In the title essay, she describes entering the age of forgetting things. In the early days, she scrolled through a mental dictionary and waited patiently until the lost name/place/title floated back into her head. I know the feeling. A couple of years ago, my friend Marie Brenner sent Nora a column of mine. Nora wrote me a wonderful email back. That email is now lost in my hard drive, buried forever in the graveyard of an old email address. I can’t remember what the column was about. I remember nothing from her email to me.
Nora didn’t interpret these lapses as signs of Alzheimer’s or other harbingers of doom, but she worried increasingly about the many things she couldn’t remember anything about. She saw the Beatles on The Ed Sullivan Show in 1964. She stormed the Pentagon in 1967 (actually, she thinks she never made it to the Pentagon because she spent the day in bed with a lawyer she was dating-proof to me that many things we’ve forgotten have been lost through an act of will). She lists remarkable people she met, including Cary Grant, Jacqueline Kennedy and Dorothy Parker, about whom she now remembers nothing.
More worrying for me, the more I read, the more I felt as if I were seeing the words for the first time. Each word felt as fresh, funny and revealing as a first-time read. The same with the movies she made. I recently watched Sleepless in Seattle again. I’ve now seen it at least five times, but each time, there are lines in it-great lines-I swear I’ve never heard. Still, I can repeat the entire scene when a female character tearfully describes the film An Affair to Remember, ending with a bewildered Tom Hanks saying ‘That’s a chick’s movie’.
The line’s a teaser, but anyone who thinks that Nora was a chick’s writer doesn’t get it. She wrote with a deceptively light touch about men and women, about the way we live now. Funny and shrewd, she said things that everyone felt, but no one had yet put into words.
And then, I reached the last few pages. I’d read them last year, but I had missed their meaning. They were a farewell note to her friends and readers, written after she had been diagnosed with acute myeloid leukaemia, the worst kind there is. She told no one. After a lifetime of writing that her religion in life, the way she survived pain, betrayals, divorce, was Get Over It, she had come up against something she couldn’t get over.

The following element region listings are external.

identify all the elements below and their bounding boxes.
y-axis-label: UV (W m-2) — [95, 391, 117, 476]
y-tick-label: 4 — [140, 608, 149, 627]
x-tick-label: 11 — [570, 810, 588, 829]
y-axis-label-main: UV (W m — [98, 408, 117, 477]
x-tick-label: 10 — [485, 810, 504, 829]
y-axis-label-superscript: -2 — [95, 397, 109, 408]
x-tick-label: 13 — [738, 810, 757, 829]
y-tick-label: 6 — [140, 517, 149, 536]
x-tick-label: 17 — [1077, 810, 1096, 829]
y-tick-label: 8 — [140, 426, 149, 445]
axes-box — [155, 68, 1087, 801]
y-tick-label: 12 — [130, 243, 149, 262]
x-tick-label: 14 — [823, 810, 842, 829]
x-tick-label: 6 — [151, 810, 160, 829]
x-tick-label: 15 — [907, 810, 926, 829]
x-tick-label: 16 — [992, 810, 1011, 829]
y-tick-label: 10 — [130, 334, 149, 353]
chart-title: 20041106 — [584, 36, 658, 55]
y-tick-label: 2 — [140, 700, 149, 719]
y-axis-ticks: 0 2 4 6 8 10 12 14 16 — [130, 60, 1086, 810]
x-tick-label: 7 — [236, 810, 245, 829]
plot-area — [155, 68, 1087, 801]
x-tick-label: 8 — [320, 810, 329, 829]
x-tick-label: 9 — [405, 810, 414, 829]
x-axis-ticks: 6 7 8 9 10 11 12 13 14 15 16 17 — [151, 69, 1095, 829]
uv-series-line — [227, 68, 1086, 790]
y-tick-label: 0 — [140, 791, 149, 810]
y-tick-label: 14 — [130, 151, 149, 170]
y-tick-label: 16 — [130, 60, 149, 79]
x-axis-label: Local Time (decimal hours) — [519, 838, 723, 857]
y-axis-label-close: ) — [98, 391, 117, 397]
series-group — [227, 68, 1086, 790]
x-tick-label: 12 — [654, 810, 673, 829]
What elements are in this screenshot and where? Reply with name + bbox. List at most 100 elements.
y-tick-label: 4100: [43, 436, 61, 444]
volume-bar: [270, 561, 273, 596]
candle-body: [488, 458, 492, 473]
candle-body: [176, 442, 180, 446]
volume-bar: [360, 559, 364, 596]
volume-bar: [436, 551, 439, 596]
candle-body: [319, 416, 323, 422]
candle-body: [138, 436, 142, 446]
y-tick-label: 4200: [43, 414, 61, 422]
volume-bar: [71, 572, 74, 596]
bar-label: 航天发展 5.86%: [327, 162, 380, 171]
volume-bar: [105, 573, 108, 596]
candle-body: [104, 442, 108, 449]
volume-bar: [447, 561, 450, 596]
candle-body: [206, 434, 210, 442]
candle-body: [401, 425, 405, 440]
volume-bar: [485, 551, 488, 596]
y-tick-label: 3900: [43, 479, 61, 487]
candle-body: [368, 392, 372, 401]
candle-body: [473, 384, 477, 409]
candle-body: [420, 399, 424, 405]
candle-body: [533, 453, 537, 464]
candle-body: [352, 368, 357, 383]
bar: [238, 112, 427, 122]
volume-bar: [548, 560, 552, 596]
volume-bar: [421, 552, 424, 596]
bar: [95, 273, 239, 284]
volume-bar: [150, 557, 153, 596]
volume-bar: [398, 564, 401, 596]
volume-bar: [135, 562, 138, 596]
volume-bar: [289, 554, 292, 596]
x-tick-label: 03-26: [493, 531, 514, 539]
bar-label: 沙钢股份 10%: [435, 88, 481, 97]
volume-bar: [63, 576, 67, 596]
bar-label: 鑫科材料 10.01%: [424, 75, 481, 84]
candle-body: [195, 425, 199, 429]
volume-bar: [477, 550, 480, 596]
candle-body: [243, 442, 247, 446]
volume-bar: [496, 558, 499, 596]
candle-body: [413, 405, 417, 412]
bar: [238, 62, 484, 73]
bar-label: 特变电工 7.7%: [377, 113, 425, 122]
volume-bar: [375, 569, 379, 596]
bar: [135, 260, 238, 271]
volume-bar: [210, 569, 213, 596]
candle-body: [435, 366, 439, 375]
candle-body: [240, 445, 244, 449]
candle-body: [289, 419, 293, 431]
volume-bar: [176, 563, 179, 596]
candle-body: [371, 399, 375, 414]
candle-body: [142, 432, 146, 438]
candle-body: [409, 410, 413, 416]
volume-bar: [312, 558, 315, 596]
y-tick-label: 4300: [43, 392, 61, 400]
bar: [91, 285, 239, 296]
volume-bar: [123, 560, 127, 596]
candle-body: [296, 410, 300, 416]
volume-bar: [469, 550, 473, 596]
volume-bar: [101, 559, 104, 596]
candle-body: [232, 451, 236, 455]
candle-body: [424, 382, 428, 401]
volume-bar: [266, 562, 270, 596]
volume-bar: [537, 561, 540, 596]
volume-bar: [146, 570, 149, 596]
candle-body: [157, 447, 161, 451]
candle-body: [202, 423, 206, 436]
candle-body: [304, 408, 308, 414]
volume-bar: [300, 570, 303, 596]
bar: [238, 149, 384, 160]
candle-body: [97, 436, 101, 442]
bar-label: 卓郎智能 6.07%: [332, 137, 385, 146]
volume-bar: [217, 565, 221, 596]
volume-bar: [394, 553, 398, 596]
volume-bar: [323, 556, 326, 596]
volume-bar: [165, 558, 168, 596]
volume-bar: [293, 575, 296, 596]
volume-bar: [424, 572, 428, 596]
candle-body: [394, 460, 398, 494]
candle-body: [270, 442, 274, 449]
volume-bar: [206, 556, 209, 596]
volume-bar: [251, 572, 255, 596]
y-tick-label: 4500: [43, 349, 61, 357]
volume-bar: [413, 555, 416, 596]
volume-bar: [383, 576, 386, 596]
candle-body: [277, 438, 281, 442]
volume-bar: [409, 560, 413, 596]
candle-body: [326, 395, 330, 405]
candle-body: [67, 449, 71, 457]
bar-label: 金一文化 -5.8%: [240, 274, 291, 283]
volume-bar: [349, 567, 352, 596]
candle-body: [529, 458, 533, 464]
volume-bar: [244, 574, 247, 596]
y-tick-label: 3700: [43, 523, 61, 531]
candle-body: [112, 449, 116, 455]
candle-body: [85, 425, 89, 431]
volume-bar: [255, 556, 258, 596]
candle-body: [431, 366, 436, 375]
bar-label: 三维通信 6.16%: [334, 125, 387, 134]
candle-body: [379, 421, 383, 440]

Nor was she in the mood to turn it into a rollicking story. She simply made two lists. What I Won’t Miss, which included ‘E-mail, Funerals, Illness everywhere, Fox TV, Dead flowers, Small print, Panels on Women in Film’. What I Will Miss included ‘My kids, Nick [her husband], Spring, Bacon, Reading in bed, Paris, Pride and Prejudice, Pie’. Reading her brief goodbye made me think of my own lists. I have to say, Nora Ephron is high on the list of what I miss already.